Optimization without Retraction on the Random Generalized Stiefel Manifold
Simon Vary, Pierre Ablin, Bin Gao, P. -A. Absil
TL;DR
The paper tackles optimization over a stochastic generalized Stiefel constraint ${\mathrm{St}_{B}(p, n)}$ where $B=\mathbb{E}[B_\zeta]$ is unknown. It introduces a cheap stochastic landing update that converges to $e$-critical points in expectation without explicit retractions, matching the convergence rates of Riemannian methods while relying only on matrix multiplications and stochastic estimates of the constraint.
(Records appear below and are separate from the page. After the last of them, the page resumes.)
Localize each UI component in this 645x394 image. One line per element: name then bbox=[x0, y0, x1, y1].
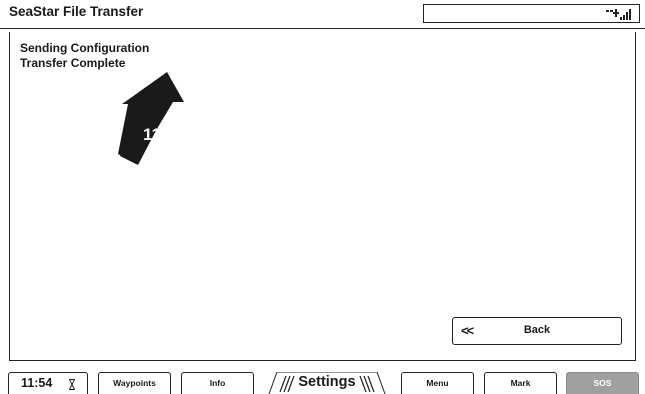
sos-label: SOS bbox=[593, 378, 612, 388]
waypoints-softkey[interactable]: Waypoints bbox=[98, 372, 171, 394]
info-label: Info bbox=[209, 378, 226, 388]
result-message: Transfer Complete bbox=[20, 56, 126, 70]
menu-softkey[interactable]: Menu bbox=[401, 372, 474, 394]
sos-softkey[interactable]: SOS bbox=[566, 372, 639, 394]
callout-number: 11 bbox=[143, 125, 161, 144]
clock-time: 11:54 bbox=[21, 376, 53, 390]
mark-softkey[interactable]: Mark bbox=[484, 372, 557, 394]
status-field bbox=[423, 4, 640, 23]
signal-strength-icon bbox=[606, 9, 631, 20]
mark-label: Mark bbox=[510, 378, 531, 388]
waypoints-label: Waypoints bbox=[113, 378, 156, 388]
content-panel: Sending Configuration Transfer Complete … bbox=[9, 32, 636, 361]
app-title: SeaStar File Transfer bbox=[9, 4, 144, 19]
back-button-label: Back bbox=[523, 324, 551, 336]
callout-arrow-icon bbox=[118, 72, 184, 165]
time-softkey[interactable]: 11:54 bbox=[8, 372, 88, 394]
settings-label: Settings bbox=[298, 374, 356, 390]
title-bar: SeaStar File Transfer bbox=[0, 0, 645, 29]
hourglass-icon bbox=[69, 379, 75, 390]
menu-label: Menu bbox=[426, 378, 449, 388]
info-softkey[interactable]: Info bbox=[181, 372, 254, 394]
settings-softkey[interactable]: Settings bbox=[261, 372, 393, 394]
callout-marker: 11 bbox=[118, 72, 188, 166]
status-message: Sending Configuration bbox=[20, 41, 150, 55]
back-button[interactable]: << Back bbox=[452, 317, 622, 345]
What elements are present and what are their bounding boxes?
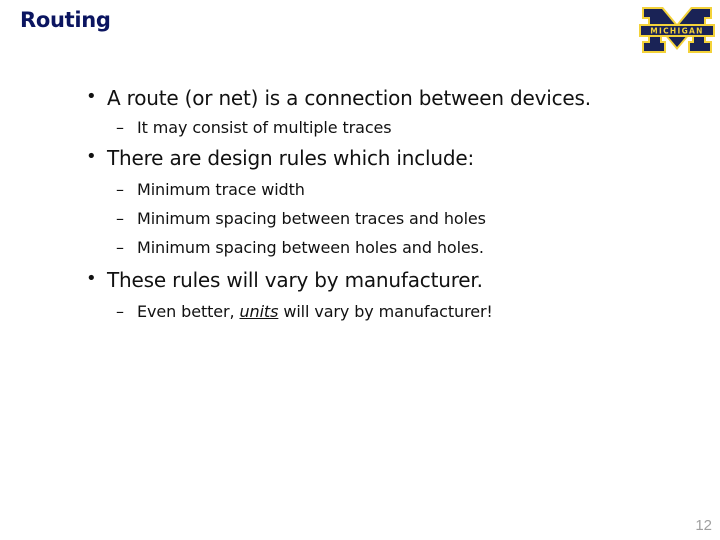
bullet-icon: • bbox=[86, 86, 97, 107]
sub-bullet-text: Even better, units will vary by manufact… bbox=[137, 302, 493, 321]
bullet-icon: • bbox=[86, 268, 97, 289]
sub-bullet-text: It may consist of multiple traces bbox=[137, 118, 392, 137]
bullet-icon: • bbox=[86, 146, 97, 167]
dash-icon: – bbox=[116, 302, 124, 321]
sub-bullet-text: Minimum spacing between traces and holes bbox=[137, 209, 486, 228]
sub-bullet-text: Minimum trace width bbox=[137, 180, 305, 199]
dash-icon: – bbox=[116, 238, 124, 257]
logo-wordmark: MICHIGAN bbox=[650, 27, 703, 36]
bullet-text: A route (or net) is a connection between… bbox=[107, 86, 591, 110]
page-number: 12 bbox=[695, 517, 712, 534]
sub-bullet-text-after: will vary by manufacturer! bbox=[278, 302, 493, 321]
sub-bullet-text: Minimum spacing between holes and holes. bbox=[137, 238, 484, 257]
slide-title: Routing bbox=[20, 8, 111, 32]
dash-icon: – bbox=[116, 180, 124, 199]
sub-bullet-text-before: Even better, bbox=[137, 302, 240, 321]
emphasized-word: units bbox=[239, 302, 279, 321]
dash-icon: – bbox=[116, 209, 124, 228]
michigan-block-m-logo: MICHIGAN bbox=[639, 7, 715, 53]
dash-icon: – bbox=[116, 118, 124, 137]
bullet-text: There are design rules which include: bbox=[107, 146, 475, 170]
bullet-text: These rules will vary by manufacturer. bbox=[107, 268, 483, 292]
The authors establish deterministic and stochastic convergence guarantees and show that the per-iteration cost scales favorably (e.g., $\mathcal{O}(npr)$ with batch size $r$) and memory usage scales as $\mathcal{O}(n(p+r))$, thanks to avoiding full formation of $B$. Empirical results on generalized eigenvalue problems, stochastic CCA, and ICA demonstrate fast convergence, robustness to parameter choices, and memory efficiency, validating the method’s practical impact for problems with generalized orthogonality constraints.
Abstract
Optimization over the set of matrices $X$ that satisfy $X^\top B X = I_p$, referred to as the generalized Stiefel manifold, appears in many applications involving sampled covariance matrices such as the canonical correlation analysis (CCA), independent component analysis (ICA), and the generalized eigenvalue problem (GEVP). Solving these problems is typically done by iterative methods that require a fully formed $B$. We propose a cheap stochastic iterative method that solves the optimization problem while having access only to random estimates of $B$. Our method does not enforce the constraint in every iteration; instead, it produces iterations that converge to critical points on the generalized Stiefel manifold defined in expectation. The method has lower per-iteration cost, requires only matrix multiplications, and has the same convergence rates as its Riemannian optimization counterparts that require the full matrix $B$. Experiments demonstrate its effectiveness in various machine learning applications involving generalized orthogonality constraints, including CCA, ICA, and the GEVP.